Environmentalists’ concerns about the Gateway project, proposed by Enbridge, are being reviewed at National Energy Board hearings underway in Kitimat, British Columbia.
The Canadian government is considering spending cuts in public-sector pensions along with reducing department budgets.
Finance Minister Jim Flaherty said pension reform and other benefits for government workers are being reviewed in preparing the federal budget.
As well, the budgets of some departments could be cut by more than 10 percent, he said during cross-country pre-budget consultations.
Economic stimulus initiatives have ended as this is “not the time for dangerous and risky new spending schemes that will increase deficits and raise taxes,” Flaherty said.
News in brief:
- Not wanting to spend a king’s ransom, the Canadian government has cut back on the cost to mark Queen Elizabeth II’s 60th year on the throne. Diamond Jubilee spending has been trimmed by $1.3 million to $7.5 million, official documents show. Celebrations are to begin across Canada next month although the Queen has not announced plans to visit but Prince Charles and Camilla will tour the county.

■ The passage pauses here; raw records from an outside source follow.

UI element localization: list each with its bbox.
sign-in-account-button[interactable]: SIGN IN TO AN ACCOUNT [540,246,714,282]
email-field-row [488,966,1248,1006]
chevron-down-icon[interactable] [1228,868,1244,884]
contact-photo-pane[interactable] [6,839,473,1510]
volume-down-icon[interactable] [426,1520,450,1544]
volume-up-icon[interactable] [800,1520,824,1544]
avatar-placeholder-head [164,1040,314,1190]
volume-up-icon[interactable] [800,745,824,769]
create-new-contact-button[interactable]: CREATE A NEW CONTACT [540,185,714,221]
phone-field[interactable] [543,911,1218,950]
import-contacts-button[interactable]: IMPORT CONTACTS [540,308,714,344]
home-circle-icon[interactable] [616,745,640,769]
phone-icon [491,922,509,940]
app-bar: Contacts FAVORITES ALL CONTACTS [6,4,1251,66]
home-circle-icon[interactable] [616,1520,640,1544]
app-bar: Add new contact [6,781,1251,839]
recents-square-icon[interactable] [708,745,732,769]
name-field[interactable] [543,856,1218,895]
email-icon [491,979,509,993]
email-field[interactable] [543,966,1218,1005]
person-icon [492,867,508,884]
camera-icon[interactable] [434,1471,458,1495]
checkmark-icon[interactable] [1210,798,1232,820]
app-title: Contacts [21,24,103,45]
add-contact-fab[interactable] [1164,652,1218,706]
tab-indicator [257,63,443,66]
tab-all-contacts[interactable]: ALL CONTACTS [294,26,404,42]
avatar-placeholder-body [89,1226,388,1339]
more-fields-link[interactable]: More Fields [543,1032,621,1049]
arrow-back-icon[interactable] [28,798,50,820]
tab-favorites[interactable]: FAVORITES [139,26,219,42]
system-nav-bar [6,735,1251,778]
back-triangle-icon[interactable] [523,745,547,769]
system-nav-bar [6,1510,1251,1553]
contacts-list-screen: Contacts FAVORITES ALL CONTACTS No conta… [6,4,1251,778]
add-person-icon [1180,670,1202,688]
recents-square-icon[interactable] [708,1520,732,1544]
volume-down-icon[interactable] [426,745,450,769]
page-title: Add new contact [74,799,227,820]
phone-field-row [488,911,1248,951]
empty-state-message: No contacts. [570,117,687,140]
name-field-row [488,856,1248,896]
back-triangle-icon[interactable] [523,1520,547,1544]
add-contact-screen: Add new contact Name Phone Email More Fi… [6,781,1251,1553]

- Canadian freestyle skier Sarah Burke, 29, is in a coma with head injuries in a Salt Lake City hospital after falling while training. Burke, who lobbied to get her sport into the Winter Olympics, was training in Utah for the Winter X Games. Her fall was on the same halfpipe where snowboarder Kevin Pearce of Vermont was critically injured in 2009.

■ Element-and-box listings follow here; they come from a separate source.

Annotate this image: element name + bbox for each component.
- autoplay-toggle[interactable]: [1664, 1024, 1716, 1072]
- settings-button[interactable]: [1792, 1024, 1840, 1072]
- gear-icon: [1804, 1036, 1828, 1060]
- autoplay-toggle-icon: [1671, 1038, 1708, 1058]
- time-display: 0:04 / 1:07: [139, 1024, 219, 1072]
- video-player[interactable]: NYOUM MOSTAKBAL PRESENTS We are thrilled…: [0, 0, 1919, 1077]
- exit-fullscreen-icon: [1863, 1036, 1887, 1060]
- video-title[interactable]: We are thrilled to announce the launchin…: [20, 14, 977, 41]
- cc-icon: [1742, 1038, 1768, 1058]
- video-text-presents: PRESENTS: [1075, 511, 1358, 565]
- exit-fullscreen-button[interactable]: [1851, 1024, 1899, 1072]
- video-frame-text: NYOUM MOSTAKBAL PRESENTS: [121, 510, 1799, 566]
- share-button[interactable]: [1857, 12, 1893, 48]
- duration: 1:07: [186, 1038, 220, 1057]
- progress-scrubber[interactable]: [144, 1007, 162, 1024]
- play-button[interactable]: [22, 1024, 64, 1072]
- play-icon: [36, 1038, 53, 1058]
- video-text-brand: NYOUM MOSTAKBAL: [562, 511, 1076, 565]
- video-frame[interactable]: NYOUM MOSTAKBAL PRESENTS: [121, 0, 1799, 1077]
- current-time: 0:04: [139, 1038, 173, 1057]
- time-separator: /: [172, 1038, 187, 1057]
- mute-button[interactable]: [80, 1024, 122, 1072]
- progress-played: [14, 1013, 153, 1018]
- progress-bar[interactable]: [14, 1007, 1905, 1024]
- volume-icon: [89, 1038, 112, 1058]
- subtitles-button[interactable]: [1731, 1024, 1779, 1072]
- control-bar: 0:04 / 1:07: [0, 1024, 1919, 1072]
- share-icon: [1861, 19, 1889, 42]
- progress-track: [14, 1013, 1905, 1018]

- The Superior Court is allowing a lawsuit by the Ontario government to proceed against tobacco companies. The government wants to recoup $50 billion in health-care costs from 14 Canadian, U.S. and British-based tobacco companies. The suit claims the companies knew about the addictiveness of cigarettes and their health issues and misrepresenting the risks.
Facts and figures:
The Canadian dollar is higher at 98.11 cents U.S. while the U.S. greenback returns $1.0193 in Canadian funds, before bank exchange fees.
The Bank of Canada’s key interest rate remains at 1 percent while the prime lending rate is 3 percent.
Stock markets are higher with the Toronto exchange index at 12,240 points and the TSX Venture Exchange index is 1,534 points.
Lotto 6-49: (Wednesday) 9, 10, 11, 18, 39 and 45; bonus 23. (Jan. 7) 6, 8, 11, 25, 28 and 45; bonus 7. Lotto Max: (Jan. 6) 1, 2, 8, 13, 22, 45 and 46; bonus 48.
- Seven Conservatives have been named to the Senate by Prime Minister Stephen Harper. This boosted the government party’s commanding majority in the non-elected Senate to 61 members, 20 more than the Liberals. Appointees are Ottawa Police Chief Vern White, Betty Unger of Alberta, Norman Doyle of Newfoundland and Labrador, JoAnne Buth of Manitoba, Ghislain Maltais of Quebec, Dr. Asha Seth of Ontario and Jean-Guy Dagenais of Quebec.
- Ontario’s cash-strapped Liberal government has quietly scrapped $42 million in university research grants. That happened days before it enacted an election promise -- a 30-percent tuition rebate for undergraduate university and college students. Citing “current fiscal challenges,” the province killed key parts of the Ontario Research Fund aimed at “supporting scientific excellence to boost economic growth.”